Complications with the investigation into the destruction of Air France flight AF447 are set to dominate discussions on flight-data retrieval, aircraft communications and tracking at a high-level ICAO safety conference this month.

The gathering in Montreal comes a few weeks after France's Bureau d'Enquetes et d'Analyses published a technical analysis of several potential options to avoid loss of crucial flight-recorder information in the event of an aircraft accident at sea.

European representatives are to present a paper at the conference highlighting the "exceptional challenge" posed by the loss of AF447, which crashed into the South Atlantic on 1 June last year. Two attempts to find the Airbus A330's flight recorders have failed and preparations are under way for a third.

"Due to the lack of data, the precise circumstances and causes of the accident may remain unknown," says the paper.

It adds that the crash of a Yemenia Airbus A310 off the Comoros Islands in the same month presented similar recovery problems, after locator beacons separated from the flight recorders' memory modules and delayed their recovery by eight days. Owing to damage to the modules another two weeks' work was needed to retrieve data.

In the wake of AF447's loss, BEA created a flight-data recover working group which assessed three areas - flight-data transmission, new flight-recorder technology and improved wreckage-localisation technology - on the basis of technical maturity, cost and current equipage levels. The working group recently published its findings.

Installation of a lightweight recorder in aircraft vertical fins was among the options considered.

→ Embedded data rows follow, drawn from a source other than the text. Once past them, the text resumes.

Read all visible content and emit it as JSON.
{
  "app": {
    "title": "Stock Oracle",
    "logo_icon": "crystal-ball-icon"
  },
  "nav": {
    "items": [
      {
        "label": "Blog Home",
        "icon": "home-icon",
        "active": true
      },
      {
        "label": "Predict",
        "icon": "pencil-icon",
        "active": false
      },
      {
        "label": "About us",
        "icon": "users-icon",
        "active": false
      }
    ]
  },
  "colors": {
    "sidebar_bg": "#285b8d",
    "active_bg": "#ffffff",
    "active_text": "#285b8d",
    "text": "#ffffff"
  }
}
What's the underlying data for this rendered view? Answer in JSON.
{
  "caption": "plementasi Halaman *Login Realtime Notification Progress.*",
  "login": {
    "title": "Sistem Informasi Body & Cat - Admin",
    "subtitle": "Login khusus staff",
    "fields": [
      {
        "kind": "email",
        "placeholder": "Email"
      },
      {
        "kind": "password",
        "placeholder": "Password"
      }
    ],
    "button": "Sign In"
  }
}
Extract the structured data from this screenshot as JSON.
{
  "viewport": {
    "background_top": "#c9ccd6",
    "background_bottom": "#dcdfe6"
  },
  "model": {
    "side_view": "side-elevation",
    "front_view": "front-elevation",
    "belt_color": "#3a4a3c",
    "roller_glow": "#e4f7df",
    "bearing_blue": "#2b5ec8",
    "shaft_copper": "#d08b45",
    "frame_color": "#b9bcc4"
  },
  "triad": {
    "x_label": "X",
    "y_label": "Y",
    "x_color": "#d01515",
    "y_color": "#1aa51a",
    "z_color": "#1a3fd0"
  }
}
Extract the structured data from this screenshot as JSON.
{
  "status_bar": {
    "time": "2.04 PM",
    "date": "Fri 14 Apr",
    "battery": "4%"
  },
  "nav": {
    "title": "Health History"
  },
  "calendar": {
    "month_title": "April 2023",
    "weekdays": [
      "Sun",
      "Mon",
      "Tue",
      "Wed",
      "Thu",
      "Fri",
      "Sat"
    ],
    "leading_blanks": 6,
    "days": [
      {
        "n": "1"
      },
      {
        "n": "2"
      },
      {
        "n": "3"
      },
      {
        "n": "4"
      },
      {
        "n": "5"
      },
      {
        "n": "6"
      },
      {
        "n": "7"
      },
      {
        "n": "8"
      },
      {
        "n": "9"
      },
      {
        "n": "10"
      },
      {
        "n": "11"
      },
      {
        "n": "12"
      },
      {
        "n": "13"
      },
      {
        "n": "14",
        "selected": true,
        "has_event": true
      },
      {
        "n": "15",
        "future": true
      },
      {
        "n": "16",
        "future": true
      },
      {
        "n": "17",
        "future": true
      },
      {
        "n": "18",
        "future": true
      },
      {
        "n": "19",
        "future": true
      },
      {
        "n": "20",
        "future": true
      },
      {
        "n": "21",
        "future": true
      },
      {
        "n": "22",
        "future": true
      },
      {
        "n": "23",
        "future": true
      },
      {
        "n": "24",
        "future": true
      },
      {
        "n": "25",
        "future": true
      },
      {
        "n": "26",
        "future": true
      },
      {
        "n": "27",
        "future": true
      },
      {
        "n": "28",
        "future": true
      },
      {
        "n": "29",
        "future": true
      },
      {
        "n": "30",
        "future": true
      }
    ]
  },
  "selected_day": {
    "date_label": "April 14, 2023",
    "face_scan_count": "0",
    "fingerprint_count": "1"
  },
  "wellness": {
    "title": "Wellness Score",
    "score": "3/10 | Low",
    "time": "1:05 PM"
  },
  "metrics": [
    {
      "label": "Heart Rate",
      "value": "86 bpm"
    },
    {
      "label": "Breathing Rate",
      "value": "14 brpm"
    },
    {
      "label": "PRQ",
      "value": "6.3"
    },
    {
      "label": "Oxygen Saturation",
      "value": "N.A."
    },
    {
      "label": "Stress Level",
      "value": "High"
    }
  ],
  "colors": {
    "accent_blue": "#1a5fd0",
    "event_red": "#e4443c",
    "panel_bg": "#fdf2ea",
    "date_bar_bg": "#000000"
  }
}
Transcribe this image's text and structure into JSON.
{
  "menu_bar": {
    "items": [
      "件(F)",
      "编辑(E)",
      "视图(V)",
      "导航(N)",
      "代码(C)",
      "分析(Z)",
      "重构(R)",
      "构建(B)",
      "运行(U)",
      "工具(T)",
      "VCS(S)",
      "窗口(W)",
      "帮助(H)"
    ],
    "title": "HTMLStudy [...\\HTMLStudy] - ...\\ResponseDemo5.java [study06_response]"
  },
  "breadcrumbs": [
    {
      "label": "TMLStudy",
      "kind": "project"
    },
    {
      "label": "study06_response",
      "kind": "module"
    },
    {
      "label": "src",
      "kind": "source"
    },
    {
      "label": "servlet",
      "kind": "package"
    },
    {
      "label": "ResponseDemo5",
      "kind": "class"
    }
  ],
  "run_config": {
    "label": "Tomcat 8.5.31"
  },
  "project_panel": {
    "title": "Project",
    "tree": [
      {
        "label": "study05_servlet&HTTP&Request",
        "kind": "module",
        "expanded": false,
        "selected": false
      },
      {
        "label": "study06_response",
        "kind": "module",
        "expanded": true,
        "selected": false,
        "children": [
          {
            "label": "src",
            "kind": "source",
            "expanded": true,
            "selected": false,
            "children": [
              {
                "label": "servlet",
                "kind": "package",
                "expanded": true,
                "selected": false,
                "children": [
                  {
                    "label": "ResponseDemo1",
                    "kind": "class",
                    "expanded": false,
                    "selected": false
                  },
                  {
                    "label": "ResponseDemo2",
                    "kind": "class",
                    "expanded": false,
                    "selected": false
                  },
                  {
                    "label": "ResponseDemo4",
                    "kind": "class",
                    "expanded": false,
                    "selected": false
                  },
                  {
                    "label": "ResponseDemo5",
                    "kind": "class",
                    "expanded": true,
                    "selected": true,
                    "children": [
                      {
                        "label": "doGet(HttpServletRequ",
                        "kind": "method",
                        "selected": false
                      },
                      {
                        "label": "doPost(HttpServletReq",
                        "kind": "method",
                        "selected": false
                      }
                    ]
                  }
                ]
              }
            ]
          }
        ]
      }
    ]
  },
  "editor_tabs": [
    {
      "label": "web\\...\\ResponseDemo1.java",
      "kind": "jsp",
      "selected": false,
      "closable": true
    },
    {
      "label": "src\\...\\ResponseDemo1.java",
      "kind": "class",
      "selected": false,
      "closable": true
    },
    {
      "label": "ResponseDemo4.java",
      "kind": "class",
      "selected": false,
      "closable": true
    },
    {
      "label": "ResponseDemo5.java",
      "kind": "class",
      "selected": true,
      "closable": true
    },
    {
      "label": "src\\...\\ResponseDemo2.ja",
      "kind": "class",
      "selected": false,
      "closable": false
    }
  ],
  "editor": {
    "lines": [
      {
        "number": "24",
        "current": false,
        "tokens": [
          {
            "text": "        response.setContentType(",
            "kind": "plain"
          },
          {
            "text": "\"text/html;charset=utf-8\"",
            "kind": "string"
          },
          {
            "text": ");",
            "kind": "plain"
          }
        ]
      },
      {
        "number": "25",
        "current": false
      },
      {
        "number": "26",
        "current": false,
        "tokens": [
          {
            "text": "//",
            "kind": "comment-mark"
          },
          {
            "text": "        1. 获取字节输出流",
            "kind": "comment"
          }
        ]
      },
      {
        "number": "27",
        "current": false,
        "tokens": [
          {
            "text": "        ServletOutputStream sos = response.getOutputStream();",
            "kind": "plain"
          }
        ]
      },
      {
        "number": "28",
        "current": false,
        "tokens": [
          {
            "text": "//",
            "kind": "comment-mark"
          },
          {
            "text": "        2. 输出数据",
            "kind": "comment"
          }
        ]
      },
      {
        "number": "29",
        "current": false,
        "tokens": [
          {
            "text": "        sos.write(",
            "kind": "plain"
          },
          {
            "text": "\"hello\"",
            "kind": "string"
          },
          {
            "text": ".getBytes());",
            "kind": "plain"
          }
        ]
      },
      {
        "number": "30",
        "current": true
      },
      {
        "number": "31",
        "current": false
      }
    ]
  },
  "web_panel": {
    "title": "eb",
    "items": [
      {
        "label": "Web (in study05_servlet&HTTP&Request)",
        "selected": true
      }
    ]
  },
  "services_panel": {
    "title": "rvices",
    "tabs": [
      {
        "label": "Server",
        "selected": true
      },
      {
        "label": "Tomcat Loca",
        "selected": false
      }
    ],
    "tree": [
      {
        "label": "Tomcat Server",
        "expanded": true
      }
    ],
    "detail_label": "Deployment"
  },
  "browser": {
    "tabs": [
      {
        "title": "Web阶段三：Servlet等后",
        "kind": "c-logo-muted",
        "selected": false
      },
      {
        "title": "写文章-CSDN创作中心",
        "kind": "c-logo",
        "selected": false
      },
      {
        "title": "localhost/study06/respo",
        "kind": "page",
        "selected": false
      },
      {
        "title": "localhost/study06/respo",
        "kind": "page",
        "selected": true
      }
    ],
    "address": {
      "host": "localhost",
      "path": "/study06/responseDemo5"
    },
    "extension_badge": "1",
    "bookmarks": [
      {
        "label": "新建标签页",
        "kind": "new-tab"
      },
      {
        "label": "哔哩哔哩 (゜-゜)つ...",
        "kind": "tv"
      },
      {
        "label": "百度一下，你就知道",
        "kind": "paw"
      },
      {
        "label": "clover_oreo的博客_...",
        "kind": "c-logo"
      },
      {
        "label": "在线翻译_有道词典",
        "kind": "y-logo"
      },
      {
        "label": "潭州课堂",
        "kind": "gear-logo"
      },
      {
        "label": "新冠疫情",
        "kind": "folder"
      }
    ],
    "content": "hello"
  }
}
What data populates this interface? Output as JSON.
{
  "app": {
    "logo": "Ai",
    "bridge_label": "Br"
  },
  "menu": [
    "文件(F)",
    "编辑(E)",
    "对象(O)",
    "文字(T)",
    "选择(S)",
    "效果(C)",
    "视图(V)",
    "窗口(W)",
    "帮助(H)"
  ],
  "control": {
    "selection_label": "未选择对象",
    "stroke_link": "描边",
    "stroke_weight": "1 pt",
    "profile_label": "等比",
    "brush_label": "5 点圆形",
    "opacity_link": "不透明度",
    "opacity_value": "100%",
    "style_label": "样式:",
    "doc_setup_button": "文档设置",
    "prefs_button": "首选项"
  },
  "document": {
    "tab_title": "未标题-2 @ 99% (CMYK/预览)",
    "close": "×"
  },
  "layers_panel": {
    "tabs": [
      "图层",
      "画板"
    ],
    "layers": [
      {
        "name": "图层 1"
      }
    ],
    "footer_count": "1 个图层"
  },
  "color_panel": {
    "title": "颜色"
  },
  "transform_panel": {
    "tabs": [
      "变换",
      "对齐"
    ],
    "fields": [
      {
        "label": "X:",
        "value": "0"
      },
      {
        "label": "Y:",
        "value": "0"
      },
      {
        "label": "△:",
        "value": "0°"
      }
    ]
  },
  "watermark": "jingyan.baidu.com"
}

But while the fin of AF447 was retrieved, tail debris was recovered in only 20% of 26 similar underwater recovery operations studied.

Air France AF447 tail

Deployable, free-floating recorders were also examined but while the analysis accepted development of such devices as credible they are still viewed as a longer-term solution. BEA says deployable recorders could be "difficult to install" on aircraft whose initial design did not account for such modification.

In the medium term an emergency situation could trigger a satcom-equipped aircraft to transmit a package of essential flight data. But the working group says that while related testing has already been carried out for several years, such trigger conditions are "not mature yet by industry standards". Use of ACARS operational communications for regular relay of flight parameters is also seen as a possibility.

BEA has already formally recommended that underwater locator beacons be required to transmit for 90 days, rather than 30, and that aircraft carry a beacon which transmits on a lower frequency of 8.5-9.5kHz rather than 37.5kHz.

The lower frequency would extend the range of transmission from 1nm to 4nm for the same output power, increasing the possibility of detection by military vessels.

Other ideas explored but less favoured included the use of beacons responsive to interrogation, and transmission of full flight-recorder parameters, cockpit-voice audio or cockpit images.

The ICAO conference will also hear from the European delegation that AF447 has shown that "unreliable, non-permanent" air-ground communication and "suboptimal" oceanic surveillance can "adversely impact the timely launching of search and rescue phases, and aircraft wreckage recovery".

It will request that ICAO undertakes a comprehensive review of short- and long-term methods of enhancing oceanic communications and surveillance capabilities, and look at ways of reducing reliability problems with high-frequency radio.

Despite the increasing use of datalink position-reporting in oceanic regions, the delegation will state that progress towards minimum levels of permanent flight-tracking and route-conformance monitoring is "slow", partly as a result of differing regional practices.

Cost of satellite communications "seems to be a deterrent" to aircraft operators, it will add, with data suggesting that only 40% of aircraft in the North Atlantic area are logged-in with air traffic ground systems at any given time: "That may be explained by users' uncertainty that they will secure a sufficient return on their investment, in operational and financial terms, from such applications."